Toxicological Sciences 59, 324-334 (2001)
Copyright © 2001 by the Society of Toxicology
SAFETY EVALUATION |
Preclinical Safety Evaluation of Avasimibe in Beagle Dogs: An ACAT Inhibitor with Minimal Adrenal Effects
* Drug Safety Evaluation and
Pharmacokinetics, Dynamics, and Metabolism, Pfizer Global Research and Development, 2800 Plymouth Rd., Ann Arbor, Michigan 48106–1047
Avasimibe, a novel inhibitor of acyl coenzyme A:cholesterol acyltransferase (ACAT), is currently being developed as an antiatherosclerotic agent. The preclinical safety and toxicokinetics of the compound were assessed in beagle dogs in an escalating-dose study and in repeated-dose studies of 2-, 13-, and 52-week duration. Oral (capsule) doses up to 1000 mg/kg b.i.d. were assessed in the escalating dose study and once-a-day doses up to 300 mg/kg, 1000 mg/kg, and 1000 mg/kg were assessed in the 2-, 13-, and 52-week studies, respectively. Avasimibe was found to be a substrate and inducer of hepatic CYP 3A, producing pronounced decreases in plasma drug concentrations subsequent to Day 1. Plasma drug concentrations plateaued markedly at doses above 100 mg/kg.

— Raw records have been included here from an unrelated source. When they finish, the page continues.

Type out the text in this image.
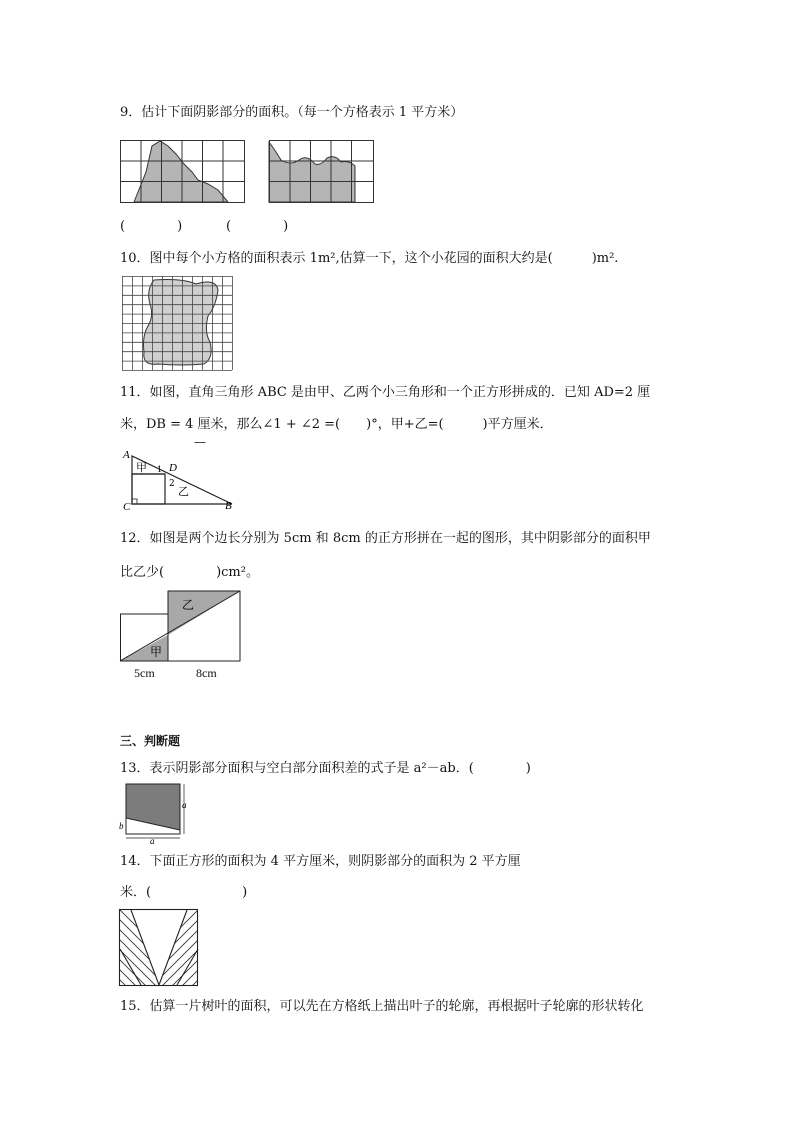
9．估计下面阴影部分的面积。（每一个方格表示 1 平方米）
(　　　　)	(　　　　)
10．图中每个小方格的面积表示 1m²,估算一下，这个小花园的面积大约是(　　　)m².
11．如图，直角三角形 ABC 是由甲、乙两个小三角形和一个正方形拼成的．已知 AD=2 厘
米，DB = 4 厘米，那么∠1 + ∠2 =(　　)°，甲+乙=(　　　)平方厘米．
—
A
C	B
D
甲
乙
1
2
12．如图是两个边长分别为 5cm 和 8cm 的正方形拼在一起的图形，其中阴影部分的面积甲
比乙少(　　　　)cm²。
甲
乙
5cm	8cm
三、判断题
13．表示阴影部分面积与空白部分面积差的式子是 a²－ab．(　　　　)
a
a
b
14．下面正方形的面积为 4 平方厘米，则阴影部分的面积为 2 平方厘
米．(　　　　　　　)
15．估算一片树叶的面积，可以先在方格纸上描出叶子的轮廓，再根据叶子轮廓的形状转化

Significant toxicologic findings were restricted to the higher doses (
300 mg/kg) and included emesis, fecal consistency changes, salivation, body weight loss, microscopic and clinical pathologic evidence of hepatic toxicity, and red blood cell (RBC) morphology changes. Mortality occurred at 1000 mg/kg due to hepatic toxicity. Toxicity was more closely associated with the exaggerated pharmacodynamic effects of the compound (e.g., marked serum cholesterol decreases) seen at the high doses of avasimibe used in these studies rather than with measures of systemic exposure (Cmax or AUC). Adrenal effects were noted only in the 52-week study and consisted of minimal to mild cortical cytoplasmic vacuolization and fibrosis at doses 300 mg/kg, with no change in adrenal weight. In conclusion, avasimibe is an ACAT inhibitor that has minimal adrenal effects in dogs, with dose-limiting toxicity defined by readily monitored and reversible changes in hepatic function.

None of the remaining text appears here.